In-Between-Ness: Liliana Wilson and the Refugee Experience

In-Between-Ness: Liliana Wilson and the Refugee Experience

Blog post by Rusty
Wednesday, April 12, 2017

By Kelly Hanus

The current exhibit at the Austin History Center, Finding Refuge in Austin, 1848-1980, tells the diverse stories of people who resettled in Austin after fleeing war, political violence, or natural disasters, and the beauty and contributions they have brought to our community. Stories of refugees and immigrants have been heavily on my mind, with the current political climate and the timely exhibit that our Community Archivists, Phonshia Nie and Amanda Jasso, have put together. As I was digging around the archives to find materials to promote Women’s History Month, I found myself spending the most time with materials we have on Latina artist Liliana Wilson, who has been living in Austin since the late 1970s when she fled political violence in Chile.

Wilson was a law student in 1973 when Chilean socialist President Salvador Allende was overthrown by a right-wing military coup led by General Augusto Pinochet. What followed were decades of repression and violence under the military junta. For four years, Wilson stayed with her family in Chile while she finished law school. During this time, she made drawings depicting what she witnessed happening around her, but was unable to keep any of her artwork for fear of punishment. When she had an opportunity to immigrate to Texas in 1977, she made the difficult and life-changing decision to leave home and resettle in Austin.

Las Manitas In Chile, Wilson could not make a living as an artist and chose to study law and architecture so that she could support herself and her family. When she got to Austin, she studied drawing at Austin Community College and painting at Southwest Texas State University in San Marcos, and met local artists through her studies, such as artist José Francisco Treviño who taught at ACC at that time. She spent her first decade here working, refining her skills, and creating new works. In the late 1980s she met Cynthia and Lydia Pérez, owners of La Peña and the former Las Manitas restaurant (photo AR.1992.009(018) by Robert Barnstone). Through connecting with the La Peña community of artists, activists, and thinkers, Wilson found a place of belonging and a place to thrive. She had her first solo show at La Peña in 1989.

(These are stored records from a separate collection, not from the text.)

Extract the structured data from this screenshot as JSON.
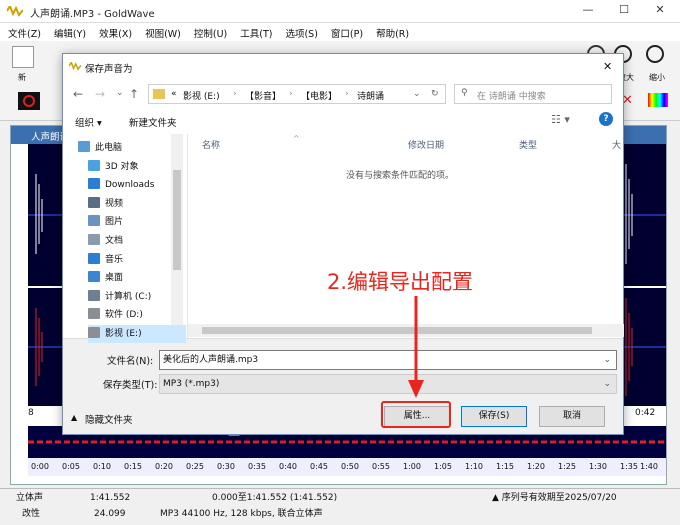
{
  "app": {
    "title": "人声朗诵.MP3 - GoldWave",
    "minimize": "—",
    "maximize": "☐",
    "close": "✕"
  },
  "menu": [
    "文件(Z)",
    "编辑(Y)",
    "效果(X)",
    "视图(W)",
    "控制(U)",
    "工具(T)",
    "选项(S)",
    "窗口(P)",
    "帮助(R)"
  ],
  "toolbar": {
    "new_label": "新",
    "zoom_in_label": "放大",
    "zoom_out_label": "缩小"
  },
  "wave_window": {
    "title": "人声朗诵",
    "start_label": "8",
    "end_label": "0:42",
    "ruler": [
      "0:00",
      "0:05",
      "0:10",
      "0:15",
      "0:20",
      "0:25",
      "0:30",
      "0:35",
      "0:40",
      "0:45",
      "0:50",
      "0:55",
      "1:00",
      "1:05",
      "1:10",
      "1:15",
      "1:20",
      "1:25",
      "1:30",
      "1:35",
      "1:40"
    ]
  },
  "status": {
    "channel": "立体声",
    "length": "1:41.552",
    "selection": "0.000至1:41.552 (1:41.552)",
    "serial": "▲ 序列号有效期至2025/07/20",
    "changed": "改性",
    "pos": "24.099",
    "format": "MP3 44100 Hz, 128 kbps, 联合立体声"
  },
  "dialog": {
    "title": "保存声音为",
    "close": "✕",
    "breadcrumb": [
      "«",
      "影视 (E:)",
      "【影音】",
      "【电影】",
      "诗朗诵"
    ],
    "search_placeholder": "在 诗朗诵 中搜索",
    "organize": "组织 ▾",
    "new_folder": "新建文件夹",
    "nav_items": [
      {
        "label": "此电脑",
        "icon": "pc-icon",
        "color": "#5b9bd5"
      },
      {
        "label": "3D 对象",
        "icon": "3d-objects-icon",
        "color": "#4aa3df"
      },
      {
        "label": "Downloads",
        "icon": "downloads-icon",
        "color": "#2a7fd4"
      },
      {
        "label": "视频",
        "icon": "videos-icon",
        "color": "#5a6f86"
      },
      {
        "label": "图片",
        "icon": "pictures-icon",
        "color": "#6a93c2"
      },
      {
        "label": "文档",
        "icon": "documents-icon",
        "color": "#8a9bb0"
      },
      {
        "label": "音乐",
        "icon": "music-icon",
        "color": "#2a7fd4"
      },
      {
        "label": "桌面",
        "icon": "desktop-icon",
        "color": "#3c86d0"
      },
      {
        "label": "计算机 (C:)",
        "icon": "drive-c-icon",
        "color": "#6e7f91"
      },
      {
        "label": "软件 (D:)",
        "icon": "drive-d-icon",
        "color": "#8a8f95"
      },
      {
        "label": "影视 (E:)",
        "icon": "drive-e-icon",
        "color": "#8a8f95"
      }
    ],
    "columns": [
      "名称",
      "修改日期",
      "类型",
      "大"
    ],
    "empty_msg": "没有与搜索条件匹配的项。",
    "filename_label": "文件名(N):",
    "filename_value": "美化后的人声朗诵.mp3",
    "filetype_label": "保存类型(T):",
    "filetype_value": "MP3 (*.mp3)",
    "hide_folders": "隐藏文件夹",
    "properties": "属性...",
    "save": "保存(S)",
    "cancel": "取消"
  },
  "annotation": "2.编辑导出配置",
  "colors": {
    "annotation": "#e8261d",
    "wave_bg": "#000030",
    "wave_left": "#ffffff",
    "wave_right": "#e82020",
    "title_bar": "#3a6fb0"
  }
}
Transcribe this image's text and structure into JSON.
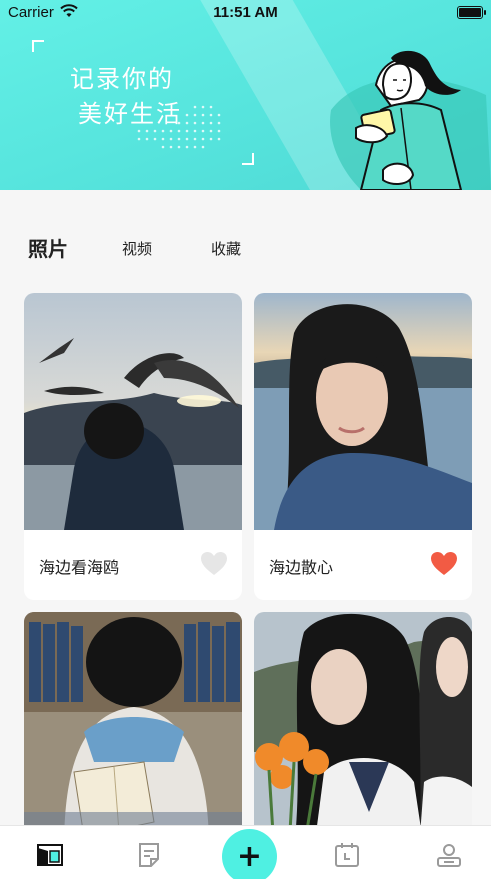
{
  "status_bar": {
    "carrier": "Carrier",
    "time": "11:51 AM"
  },
  "banner": {
    "slogan_line1": "记录你的",
    "slogan_line2": "美好生活"
  },
  "tabs": [
    {
      "label": "照片",
      "active": true
    },
    {
      "label": "视频",
      "active": false
    },
    {
      "label": "收藏",
      "active": false
    }
  ],
  "cards": [
    {
      "title": "海边看海鸥",
      "liked": false,
      "heart_color": "#e6e6e6"
    },
    {
      "title": "海边散心",
      "liked": true,
      "heart_color": "#f25b44"
    },
    {
      "title": "",
      "liked": false
    },
    {
      "title": "",
      "liked": false
    }
  ],
  "bottom_nav": {
    "items": [
      "album-icon",
      "note-icon",
      "add-icon",
      "calendar-icon",
      "profile-icon"
    ],
    "plus_label": "+"
  },
  "colors": {
    "accent": "#4ff0e2",
    "banner": "#5fe9df",
    "liked": "#f25b44"
  }
}
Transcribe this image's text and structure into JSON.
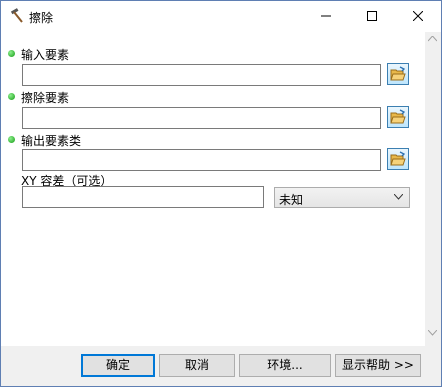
{
  "window": {
    "title": "擦除"
  },
  "params": [
    {
      "label": "输入要素",
      "value": ""
    },
    {
      "label": "擦除要素",
      "value": ""
    },
    {
      "label": "输出要素类",
      "value": ""
    }
  ],
  "xy_tolerance": {
    "label": "XY 容差（可选）",
    "value": "",
    "unit": "未知"
  },
  "buttons": {
    "ok": "确定",
    "cancel": "取消",
    "env": "环境...",
    "help": "显示帮助 >>"
  }
}
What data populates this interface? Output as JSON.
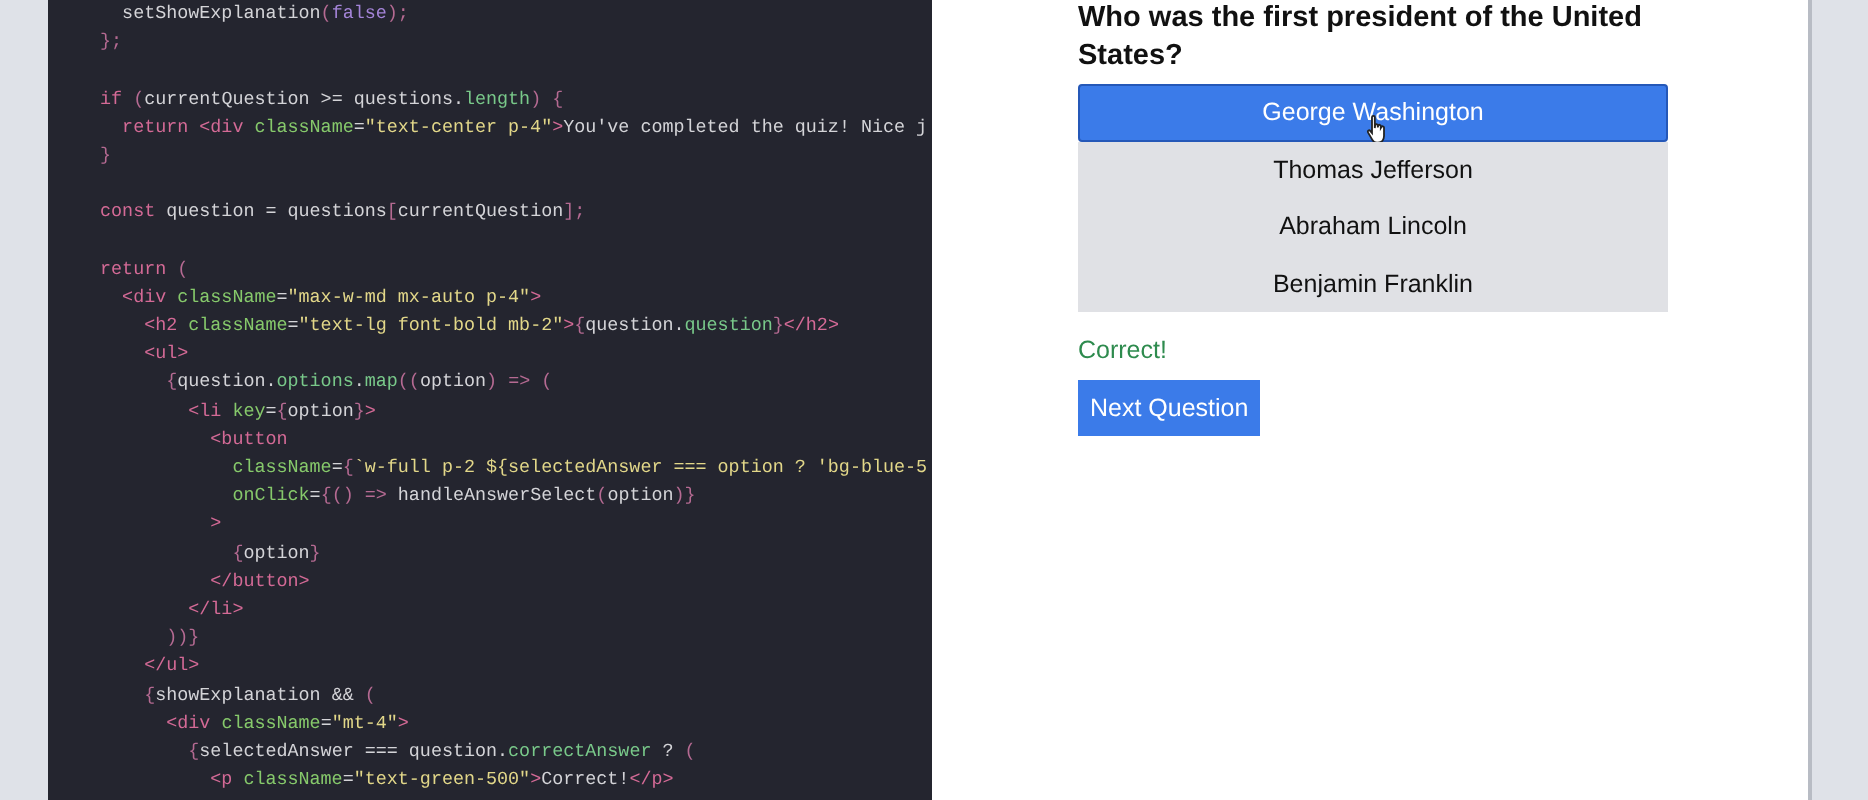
{
  "code_lines": [
    [
      {
        "kind": "t",
        "text": "    setShowExplanation"
      },
      {
        "kind": "b",
        "text": "("
      },
      {
        "kind": "n",
        "text": "false"
      },
      {
        "kind": "b",
        "text": ");"
      }
    ],
    [
      {
        "kind": "b",
        "text": "  };"
      }
    ],
    [
      {
        "kind": "k",
        "text": "  if "
      },
      {
        "kind": "b",
        "text": "("
      },
      {
        "kind": "t",
        "text": "currentQuestion >= questions."
      },
      {
        "kind": "p",
        "text": "length"
      },
      {
        "kind": "b",
        "text": ") {"
      }
    ],
    [
      {
        "kind": "k",
        "text": "    return <div "
      },
      {
        "kind": "a",
        "text": "className"
      },
      {
        "kind": "t",
        "text": "="
      },
      {
        "kind": "s",
        "text": "\"text-center p-4\""
      },
      {
        "kind": "k",
        "text": ">"
      },
      {
        "kind": "t",
        "text": "You've completed the quiz! Nice j"
      }
    ],
    [
      {
        "kind": "b",
        "text": "  }"
      }
    ],
    [
      {
        "kind": "k",
        "text": "  const "
      },
      {
        "kind": "t",
        "text": "question = questions"
      },
      {
        "kind": "b",
        "text": "["
      },
      {
        "kind": "t",
        "text": "currentQuestion"
      },
      {
        "kind": "b",
        "text": "];"
      }
    ],
    [
      {
        "kind": "k",
        "text": "  return "
      },
      {
        "kind": "b",
        "text": "("
      }
    ],
    [
      {
        "kind": "k",
        "text": "    <div "
      },
      {
        "kind": "a",
        "text": "className"
      },
      {
        "kind": "t",
        "text": "="
      },
      {
        "kind": "s",
        "text": "\"max-w-md mx-auto p-4\""
      },
      {
        "kind": "k",
        "text": ">"
      }
    ],
    [
      {
        "kind": "k",
        "text": "      <h2 "
      },
      {
        "kind": "a",
        "text": "className"
      },
      {
        "kind": "t",
        "text": "="
      },
      {
        "kind": "s",
        "text": "\"text-lg font-bold mb-2\""
      },
      {
        "kind": "k",
        "text": ">"
      },
      {
        "kind": "b",
        "text": "{"
      },
      {
        "kind": "t",
        "text": "question."
      },
      {
        "kind": "p",
        "text": "question"
      },
      {
        "kind": "b",
        "text": "}"
      },
      {
        "kind": "k",
        "text": "</h2>"
      }
    ],
    [
      {
        "kind": "k",
        "text": "      <ul>"
      }
    ],
    [
      {
        "kind": "b",
        "text": "        {"
      },
      {
        "kind": "t",
        "text": "question."
      },
      {
        "kind": "p",
        "text": "options"
      },
      {
        "kind": "t",
        "text": "."
      },
      {
        "kind": "p",
        "text": "map"
      },
      {
        "kind": "b",
        "text": "(("
      },
      {
        "kind": "t",
        "text": "option"
      },
      {
        "kind": "b",
        "text": ") => ("
      }
    ],
    [
      {
        "kind": "k",
        "text": "          <li "
      },
      {
        "kind": "a",
        "text": "key"
      },
      {
        "kind": "t",
        "text": "="
      },
      {
        "kind": "b",
        "text": "{"
      },
      {
        "kind": "t",
        "text": "option"
      },
      {
        "kind": "b",
        "text": "}"
      },
      {
        "kind": "k",
        "text": ">"
      }
    ],
    [
      {
        "kind": "k",
        "text": "            <button"
      }
    ],
    [
      {
        "kind": "a",
        "text": "              className"
      },
      {
        "kind": "t",
        "text": "="
      },
      {
        "kind": "b",
        "text": "{"
      },
      {
        "kind": "s",
        "text": "`w-full p-2 ${selectedAnswer === option ? 'bg-blue-5"
      }
    ],
    [
      {
        "kind": "a",
        "text": "              onClick"
      },
      {
        "kind": "t",
        "text": "="
      },
      {
        "kind": "b",
        "text": "{() => "
      },
      {
        "kind": "t",
        "text": "handleAnswerSelect"
      },
      {
        "kind": "b",
        "text": "("
      },
      {
        "kind": "t",
        "text": "option"
      },
      {
        "kind": "b",
        "text": ")}"
      }
    ],
    [
      {
        "kind": "k",
        "text": "            >"
      }
    ],
    [
      {
        "kind": "b",
        "text": "              {"
      },
      {
        "kind": "t",
        "text": "option"
      },
      {
        "kind": "b",
        "text": "}"
      }
    ],
    [
      {
        "kind": "k",
        "text": "            </button>"
      }
    ],
    [
      {
        "kind": "k",
        "text": "          </li>"
      }
    ],
    [
      {
        "kind": "b",
        "text": "        ))}"
      }
    ],
    [
      {
        "kind": "k",
        "text": "      </ul>"
      }
    ],
    [
      {
        "kind": "b",
        "text": "      {"
      },
      {
        "kind": "t",
        "text": "showExplanation && "
      },
      {
        "kind": "b",
        "text": "("
      }
    ],
    [
      {
        "kind": "k",
        "text": "        <div "
      },
      {
        "kind": "a",
        "text": "className"
      },
      {
        "kind": "t",
        "text": "="
      },
      {
        "kind": "s",
        "text": "\"mt-4\""
      },
      {
        "kind": "k",
        "text": ">"
      }
    ],
    [
      {
        "kind": "b",
        "text": "          {"
      },
      {
        "kind": "t",
        "text": "selectedAnswer === question."
      },
      {
        "kind": "p",
        "text": "correctAnswer"
      },
      {
        "kind": "t",
        "text": " ? "
      },
      {
        "kind": "b",
        "text": "("
      }
    ],
    [
      {
        "kind": "k",
        "text": "            <p "
      },
      {
        "kind": "a",
        "text": "className"
      },
      {
        "kind": "t",
        "text": "="
      },
      {
        "kind": "s",
        "text": "\"text-green-500\""
      },
      {
        "kind": "k",
        "text": ">"
      },
      {
        "kind": "t",
        "text": "Correct!"
      },
      {
        "kind": "k",
        "text": "</p>"
      }
    ]
  ],
  "quiz": {
    "question": "Who was the first president of the United States?",
    "options": [
      {
        "label": "George Washington",
        "selected": true
      },
      {
        "label": "Thomas Jefferson",
        "selected": false
      },
      {
        "label": "Abraham Lincoln",
        "selected": false
      },
      {
        "label": "Benjamin Franklin",
        "selected": false
      }
    ],
    "feedback": {
      "kind": "correct",
      "text": "Correct!"
    },
    "next_button": "Next Question"
  }
}
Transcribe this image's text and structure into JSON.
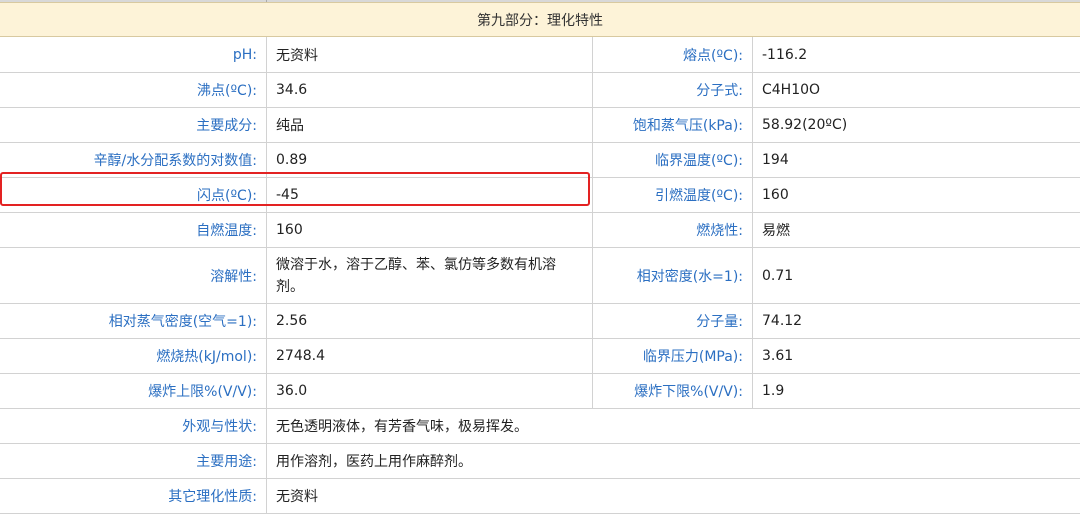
{
  "section": {
    "title": "第九部分：理化特性"
  },
  "rows": [
    {
      "k1": "pH:",
      "v1": "无资料",
      "k2": "熔点(ºC):",
      "v2": "-116.2"
    },
    {
      "k1": "沸点(ºC):",
      "v1": "34.6",
      "k2": "分子式:",
      "v2": "C4H10O"
    },
    {
      "k1": "主要成分:",
      "v1": "纯品",
      "k2": "饱和蒸气压(kPa):",
      "v2": "58.92(20ºC)"
    },
    {
      "k1": "辛醇/水分配系数的对数值:",
      "v1": "0.89",
      "k2": "临界温度(ºC):",
      "v2": "194"
    },
    {
      "k1": "闪点(ºC):",
      "v1": "-45",
      "k2": "引燃温度(ºC):",
      "v2": "160"
    },
    {
      "k1": "自燃温度:",
      "v1": "160",
      "k2": "燃烧性:",
      "v2": "易燃"
    },
    {
      "k1": "溶解性:",
      "v1": "微溶于水，溶于乙醇、苯、氯仿等多数有机溶剂。",
      "k2": "相对密度(水=1):",
      "v2": "0.71"
    },
    {
      "k1": "相对蒸气密度(空气=1):",
      "v1": "2.56",
      "k2": "分子量:",
      "v2": "74.12"
    },
    {
      "k1": "燃烧热(kJ/mol):",
      "v1": "2748.4",
      "k2": "临界压力(MPa):",
      "v2": "3.61"
    },
    {
      "k1": "爆炸上限%(V/V):",
      "v1": "36.0",
      "k2": "爆炸下限%(V/V):",
      "v2": "1.9"
    }
  ],
  "wide_rows": [
    {
      "k": "外观与性状:",
      "v": "无色透明液体，有芳香气味，极易挥发。"
    },
    {
      "k": "主要用途:",
      "v": "用作溶剂，医药上用作麻醉剂。"
    },
    {
      "k": "其它理化性质:",
      "v": "无资料"
    }
  ],
  "highlight": {
    "color": "#e32222",
    "row": "闪点(ºC):"
  }
}
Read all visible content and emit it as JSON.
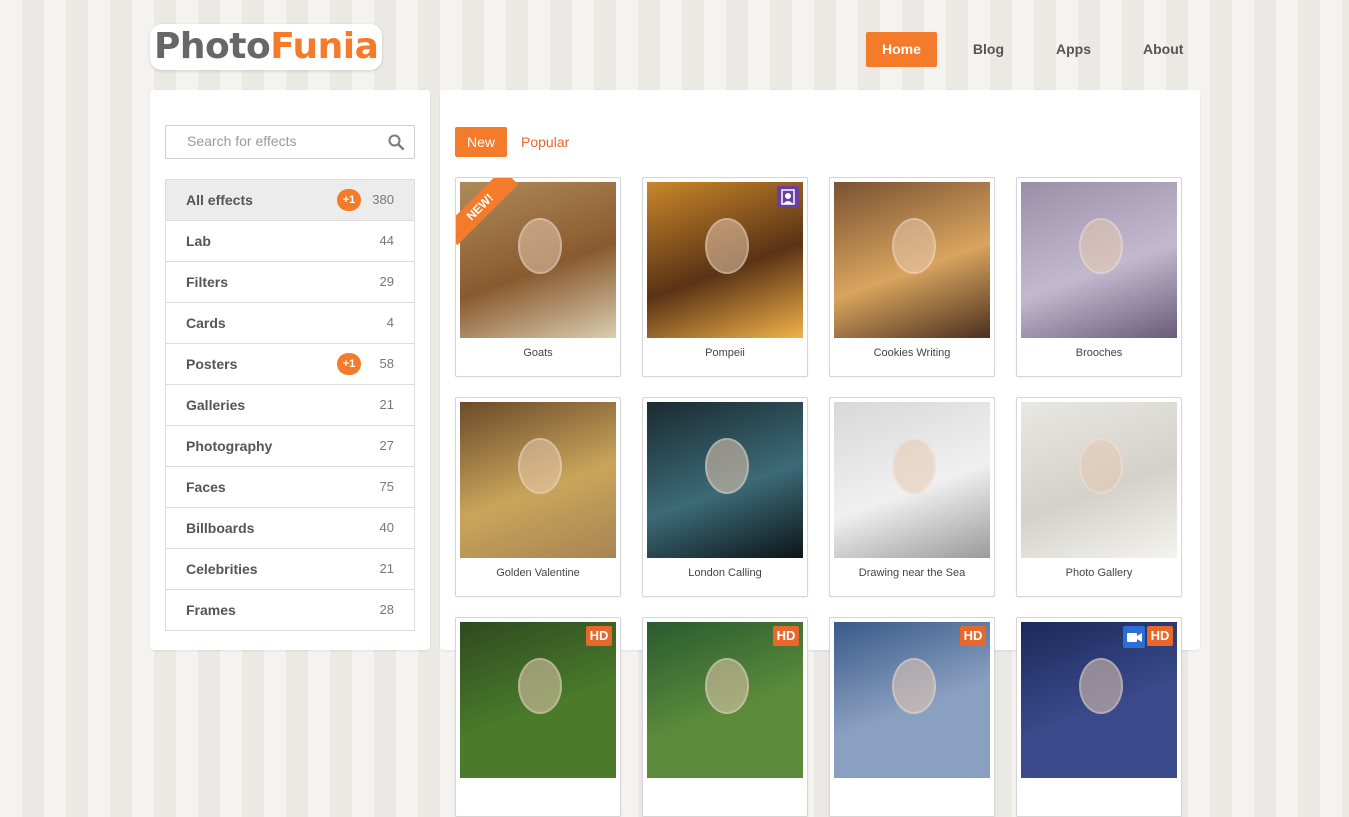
{
  "logo": {
    "part1": "Photo",
    "part2": "Funia"
  },
  "nav": [
    {
      "label": "Home",
      "active": true
    },
    {
      "label": "Blog",
      "active": false
    },
    {
      "label": "Apps",
      "active": false
    },
    {
      "label": "About",
      "active": false
    }
  ],
  "search": {
    "placeholder": "Search for effects",
    "value": ""
  },
  "categories": [
    {
      "label": "All effects",
      "count": "380",
      "badge": "+1",
      "active": true
    },
    {
      "label": "Lab",
      "count": "44"
    },
    {
      "label": "Filters",
      "count": "29"
    },
    {
      "label": "Cards",
      "count": "4"
    },
    {
      "label": "Posters",
      "count": "58",
      "badge": "+1"
    },
    {
      "label": "Galleries",
      "count": "21"
    },
    {
      "label": "Photography",
      "count": "27"
    },
    {
      "label": "Faces",
      "count": "75"
    },
    {
      "label": "Billboards",
      "count": "40"
    },
    {
      "label": "Celebrities",
      "count": "21"
    },
    {
      "label": "Frames",
      "count": "28"
    }
  ],
  "tabs": [
    {
      "label": "New",
      "active": true
    },
    {
      "label": "Popular",
      "active": false
    }
  ],
  "effects": [
    {
      "caption": "Goats",
      "ribbon": "NEW!",
      "palette": [
        "#b08a5a",
        "#8a5a2f",
        "#d9cdb0"
      ]
    },
    {
      "caption": "Pompeii",
      "badge_icon": "face-swap-icon",
      "palette": [
        "#c9872a",
        "#5a3215",
        "#f1b24a"
      ]
    },
    {
      "caption": "Cookies Writing",
      "palette": [
        "#7a5233",
        "#d9a45e",
        "#4a3020"
      ]
    },
    {
      "caption": "Brooches",
      "palette": [
        "#9a8fa8",
        "#c3b9cf",
        "#6a5c7a"
      ]
    },
    {
      "caption": "Golden Valentine",
      "palette": [
        "#6b4a2b",
        "#c9a55a",
        "#a88454"
      ]
    },
    {
      "caption": "London Calling",
      "palette": [
        "#1a2a30",
        "#3c6a78",
        "#0d1518"
      ]
    },
    {
      "caption": "Drawing near the Sea",
      "palette": [
        "#d8d8d8",
        "#f0f0f0",
        "#9a9a9a"
      ]
    },
    {
      "caption": "Photo Gallery",
      "palette": [
        "#e9e7e2",
        "#d4d1ca",
        "#f5f3ef"
      ]
    },
    {
      "caption": "",
      "hd": "HD",
      "palette": [
        "#2d4a20",
        "#4a7a2a"
      ]
    },
    {
      "caption": "",
      "hd": "HD",
      "palette": [
        "#2a5a30",
        "#5a8a3a"
      ]
    },
    {
      "caption": "",
      "hd": "HD",
      "palette": [
        "#3a5a8a",
        "#8aa0c0"
      ]
    },
    {
      "caption": "",
      "hd": "HD",
      "video_icon": "video-icon",
      "palette": [
        "#1a2a5a",
        "#3a4a8a"
      ]
    }
  ],
  "colors": {
    "accent": "#f47b2a",
    "text": "#555555"
  }
}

In 1993, Wilson met and formed a lasting friendship with Chicana feminist author Gloria Anzaldúa, whose concept of nepantla, the Nahuatl word which means “in-between-ness”, is heavily prevalent in the imagery and themes that appear in Wilson’s work. Coming to Austin and facing an entirely new culture and language, Wilson experienced this disorienting and divided feeling which she communicates in her drawings and paintings. In a painting titled Mujer dividida, Wilson depicts a woman literally parted into two halves with a very light word bubble drawn from her mouth as if half of her is trying to speak but is unable. In another painting she made years later, El dividido, she painted a young man split in two with the night sky surrounding him and passing through the two halves of his self.Exhibition card from liliana Wilson's show Vuelcos

Wilson shares in the title essay of Ofrenda, that artists in Chile during the time of the junta expressed themselves largely through theater productions that cleverly disguised and obscured criticism of the government. This stayed with her and has continued to be influential to her artwork which uses fantastical and metaphorical imagery. In her works involving torture and cruelty at the hands of men, she depicts the male torturers as having fish heads. In other works, men are depicted with the heads of birds, expressing their absurdity and foolishness. What is so captivating about Wilson’s work is that it is beauty that pulls the viewer into a world in which the subjects are facing cruelty and injustice and unrest. Her portraits are soft and gentle in the face of oppression, carrying a quiet dignity. Beauty is also seen in her depictions of the ocean, the night sky, seashells and flora that often accompany the figures in her work.

Most recently, an acrylic and pencil work titled Venimos en Paz was on view at La Peña’s Testigos/Witnesses International Women's Day Exhibition. In this work, a woman stands with her hands up and facing toward the viewer. She is wearing a white lacy shirt and a small seashell necklace, her long hair is falling behind her shoulders. Glowing stars are emanating from her palms and creating an angelic glow around her face. She is gentle, offering her beauty and peace, as Liliana Wilson has offered to us through her artwork, and as so many other immigrants and refugees have offered to our city.